Showing posts with label loss. Show all posts
Showing posts with label loss. Show all posts

Sunday, August 28, 2011

Loss

As we were driving home tonight from a weekend camping trip, I watched out the window absentmindedly as the world whizzed dreamily before my eyes. My brain suddenly registered something that snapped me back to attention. Next to the road was a graveyard, and there, absolutely blinded by grief, was a young woman sitting dazedly on top of the dirt mound of a brand new grave, which--and this must have seemed like a slap to the face for her--was overflowing with a heap of beautiful, newly bloomed flowers. Her car was next to her, and in her grief she hadn't thought to shut the door.

 My heart will break for that woman for the rest of my life--those few seconds forever etched into my memory like a photograph. I have never in my life felt so helpless--I yearned to comfort this nameless woman like a mother yearns to hold her newborn child.

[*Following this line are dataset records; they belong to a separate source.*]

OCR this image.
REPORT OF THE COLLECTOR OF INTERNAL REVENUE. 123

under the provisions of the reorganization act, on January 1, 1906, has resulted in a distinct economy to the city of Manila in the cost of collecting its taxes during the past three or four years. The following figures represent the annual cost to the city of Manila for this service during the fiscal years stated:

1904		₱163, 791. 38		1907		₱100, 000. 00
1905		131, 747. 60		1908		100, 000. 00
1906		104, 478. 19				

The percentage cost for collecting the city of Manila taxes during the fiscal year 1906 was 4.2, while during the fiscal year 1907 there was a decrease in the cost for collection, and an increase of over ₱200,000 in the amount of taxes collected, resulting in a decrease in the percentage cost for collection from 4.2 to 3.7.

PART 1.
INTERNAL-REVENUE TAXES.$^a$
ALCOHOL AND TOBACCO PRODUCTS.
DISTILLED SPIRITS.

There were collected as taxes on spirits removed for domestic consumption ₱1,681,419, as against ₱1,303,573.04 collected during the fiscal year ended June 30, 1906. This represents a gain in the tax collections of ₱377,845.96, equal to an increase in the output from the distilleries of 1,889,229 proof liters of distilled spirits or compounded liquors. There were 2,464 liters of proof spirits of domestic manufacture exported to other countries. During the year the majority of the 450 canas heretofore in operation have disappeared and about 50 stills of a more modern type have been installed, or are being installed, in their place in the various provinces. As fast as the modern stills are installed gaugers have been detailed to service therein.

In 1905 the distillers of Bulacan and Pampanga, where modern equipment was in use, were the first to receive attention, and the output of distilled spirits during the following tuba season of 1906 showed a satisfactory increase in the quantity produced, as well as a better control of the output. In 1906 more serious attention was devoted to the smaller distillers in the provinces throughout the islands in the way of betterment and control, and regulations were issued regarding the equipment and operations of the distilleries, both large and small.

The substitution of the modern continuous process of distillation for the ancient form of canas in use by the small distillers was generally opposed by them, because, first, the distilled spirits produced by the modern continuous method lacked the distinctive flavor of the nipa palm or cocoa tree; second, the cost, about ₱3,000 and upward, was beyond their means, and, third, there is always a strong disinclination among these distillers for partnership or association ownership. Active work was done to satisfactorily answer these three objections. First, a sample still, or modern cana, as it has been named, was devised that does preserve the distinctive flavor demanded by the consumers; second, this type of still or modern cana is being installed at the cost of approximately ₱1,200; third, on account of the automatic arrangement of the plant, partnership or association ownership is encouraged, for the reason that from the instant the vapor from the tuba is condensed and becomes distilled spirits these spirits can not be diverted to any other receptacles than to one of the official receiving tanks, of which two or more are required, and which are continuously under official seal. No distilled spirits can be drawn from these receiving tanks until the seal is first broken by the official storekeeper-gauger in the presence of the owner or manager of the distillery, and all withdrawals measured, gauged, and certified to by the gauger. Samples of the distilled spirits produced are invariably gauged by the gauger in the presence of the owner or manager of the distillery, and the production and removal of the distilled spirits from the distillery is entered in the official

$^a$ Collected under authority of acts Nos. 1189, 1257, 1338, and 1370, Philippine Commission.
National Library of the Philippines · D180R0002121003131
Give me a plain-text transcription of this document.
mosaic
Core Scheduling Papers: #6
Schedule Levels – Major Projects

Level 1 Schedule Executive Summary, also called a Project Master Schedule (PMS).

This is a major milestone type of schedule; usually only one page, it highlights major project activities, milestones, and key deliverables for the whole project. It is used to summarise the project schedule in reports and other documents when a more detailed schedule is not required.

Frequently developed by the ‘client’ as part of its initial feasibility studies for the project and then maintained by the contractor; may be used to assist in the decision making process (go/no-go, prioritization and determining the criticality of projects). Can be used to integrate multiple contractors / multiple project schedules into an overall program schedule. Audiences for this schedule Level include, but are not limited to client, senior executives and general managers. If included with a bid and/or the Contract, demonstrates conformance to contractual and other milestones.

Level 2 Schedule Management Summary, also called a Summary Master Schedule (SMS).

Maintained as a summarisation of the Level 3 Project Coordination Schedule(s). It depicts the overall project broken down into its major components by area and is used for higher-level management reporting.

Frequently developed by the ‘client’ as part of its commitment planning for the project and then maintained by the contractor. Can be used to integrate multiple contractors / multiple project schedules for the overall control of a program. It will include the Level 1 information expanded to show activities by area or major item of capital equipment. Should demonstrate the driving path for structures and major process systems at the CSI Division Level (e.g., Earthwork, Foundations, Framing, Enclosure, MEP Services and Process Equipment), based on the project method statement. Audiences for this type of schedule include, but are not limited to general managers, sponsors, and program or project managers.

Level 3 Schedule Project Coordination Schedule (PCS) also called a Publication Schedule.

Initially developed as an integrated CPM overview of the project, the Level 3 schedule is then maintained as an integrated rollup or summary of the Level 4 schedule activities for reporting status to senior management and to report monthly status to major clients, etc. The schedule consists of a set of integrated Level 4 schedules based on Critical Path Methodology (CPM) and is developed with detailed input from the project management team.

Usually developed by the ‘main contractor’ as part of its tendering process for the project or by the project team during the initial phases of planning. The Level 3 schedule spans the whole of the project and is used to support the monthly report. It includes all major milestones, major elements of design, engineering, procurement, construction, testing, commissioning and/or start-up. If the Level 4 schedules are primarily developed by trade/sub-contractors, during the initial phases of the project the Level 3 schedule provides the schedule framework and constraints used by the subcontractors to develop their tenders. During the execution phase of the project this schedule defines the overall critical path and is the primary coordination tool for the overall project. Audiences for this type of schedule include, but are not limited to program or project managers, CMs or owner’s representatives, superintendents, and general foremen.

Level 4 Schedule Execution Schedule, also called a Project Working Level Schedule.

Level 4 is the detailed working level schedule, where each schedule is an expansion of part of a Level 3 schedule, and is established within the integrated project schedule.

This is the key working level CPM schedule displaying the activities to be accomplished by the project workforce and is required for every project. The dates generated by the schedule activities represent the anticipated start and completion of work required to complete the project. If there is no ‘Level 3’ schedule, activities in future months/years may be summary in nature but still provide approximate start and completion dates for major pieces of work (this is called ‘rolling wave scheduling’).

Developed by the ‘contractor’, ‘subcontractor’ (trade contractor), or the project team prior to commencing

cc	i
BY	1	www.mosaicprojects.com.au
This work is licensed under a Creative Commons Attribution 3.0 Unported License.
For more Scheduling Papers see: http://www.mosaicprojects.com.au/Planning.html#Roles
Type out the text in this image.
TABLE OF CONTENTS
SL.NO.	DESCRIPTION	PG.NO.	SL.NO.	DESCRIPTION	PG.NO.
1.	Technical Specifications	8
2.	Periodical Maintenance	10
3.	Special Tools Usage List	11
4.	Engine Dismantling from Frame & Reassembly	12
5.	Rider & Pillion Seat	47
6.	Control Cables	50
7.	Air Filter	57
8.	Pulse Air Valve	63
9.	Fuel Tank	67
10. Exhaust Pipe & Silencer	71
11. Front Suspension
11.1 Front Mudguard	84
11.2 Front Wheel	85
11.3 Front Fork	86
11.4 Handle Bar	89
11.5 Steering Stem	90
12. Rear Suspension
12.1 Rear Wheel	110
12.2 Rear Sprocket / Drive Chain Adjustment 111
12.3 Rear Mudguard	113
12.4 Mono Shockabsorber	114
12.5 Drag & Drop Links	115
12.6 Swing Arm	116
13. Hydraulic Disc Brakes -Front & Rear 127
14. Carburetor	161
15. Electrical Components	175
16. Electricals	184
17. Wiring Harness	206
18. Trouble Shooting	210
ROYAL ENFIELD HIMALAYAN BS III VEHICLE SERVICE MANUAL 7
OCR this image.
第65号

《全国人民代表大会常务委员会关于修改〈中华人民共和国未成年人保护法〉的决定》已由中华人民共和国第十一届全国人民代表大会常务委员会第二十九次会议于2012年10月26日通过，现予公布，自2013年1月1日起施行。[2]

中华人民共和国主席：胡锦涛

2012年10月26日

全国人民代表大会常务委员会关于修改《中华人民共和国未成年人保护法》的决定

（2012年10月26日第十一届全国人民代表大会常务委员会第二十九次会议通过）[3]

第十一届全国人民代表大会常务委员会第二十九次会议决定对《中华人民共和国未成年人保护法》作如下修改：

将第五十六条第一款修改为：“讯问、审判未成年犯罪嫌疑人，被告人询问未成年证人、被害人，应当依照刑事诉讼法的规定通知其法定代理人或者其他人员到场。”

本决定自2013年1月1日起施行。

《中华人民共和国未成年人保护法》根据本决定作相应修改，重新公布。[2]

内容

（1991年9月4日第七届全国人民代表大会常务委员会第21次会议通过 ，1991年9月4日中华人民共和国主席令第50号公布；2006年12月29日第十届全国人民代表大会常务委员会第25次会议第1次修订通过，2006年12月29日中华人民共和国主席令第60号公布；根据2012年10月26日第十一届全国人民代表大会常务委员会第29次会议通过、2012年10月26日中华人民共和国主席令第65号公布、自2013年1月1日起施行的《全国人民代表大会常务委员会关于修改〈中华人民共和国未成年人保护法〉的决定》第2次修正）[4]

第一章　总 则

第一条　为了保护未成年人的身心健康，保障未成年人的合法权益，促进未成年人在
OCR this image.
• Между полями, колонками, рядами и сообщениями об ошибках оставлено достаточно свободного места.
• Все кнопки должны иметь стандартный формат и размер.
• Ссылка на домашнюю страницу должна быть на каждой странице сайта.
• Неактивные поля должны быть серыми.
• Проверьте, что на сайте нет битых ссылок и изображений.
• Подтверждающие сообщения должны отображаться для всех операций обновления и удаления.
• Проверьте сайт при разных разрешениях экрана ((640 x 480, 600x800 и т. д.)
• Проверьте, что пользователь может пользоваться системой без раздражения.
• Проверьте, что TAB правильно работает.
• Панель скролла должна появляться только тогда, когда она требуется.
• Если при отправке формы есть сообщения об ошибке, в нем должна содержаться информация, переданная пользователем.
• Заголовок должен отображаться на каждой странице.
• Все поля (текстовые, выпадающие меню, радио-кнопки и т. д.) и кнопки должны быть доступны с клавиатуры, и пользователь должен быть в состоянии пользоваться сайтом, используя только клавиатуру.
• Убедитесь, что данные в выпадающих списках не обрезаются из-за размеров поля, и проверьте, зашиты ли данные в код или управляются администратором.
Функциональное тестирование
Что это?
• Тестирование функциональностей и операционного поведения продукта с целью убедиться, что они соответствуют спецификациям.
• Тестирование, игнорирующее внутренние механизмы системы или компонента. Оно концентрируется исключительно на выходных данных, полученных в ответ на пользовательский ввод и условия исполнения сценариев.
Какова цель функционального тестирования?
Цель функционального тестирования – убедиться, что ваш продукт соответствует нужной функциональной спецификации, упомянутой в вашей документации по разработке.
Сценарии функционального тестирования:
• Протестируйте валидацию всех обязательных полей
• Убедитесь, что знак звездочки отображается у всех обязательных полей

I will never know her name. I will never know who she was grieving for--a parent? A boyfriend? A husband? A child? I will never know her story and I will never know if she went home to an empty house. And she will never know that I saw her and wanted more than anything in the world to reach out to her, but with hands unable to reach, I could only watch helplessly as she disappeared forever from my sight. She will never know that my heart silently broke alongside of hers that day.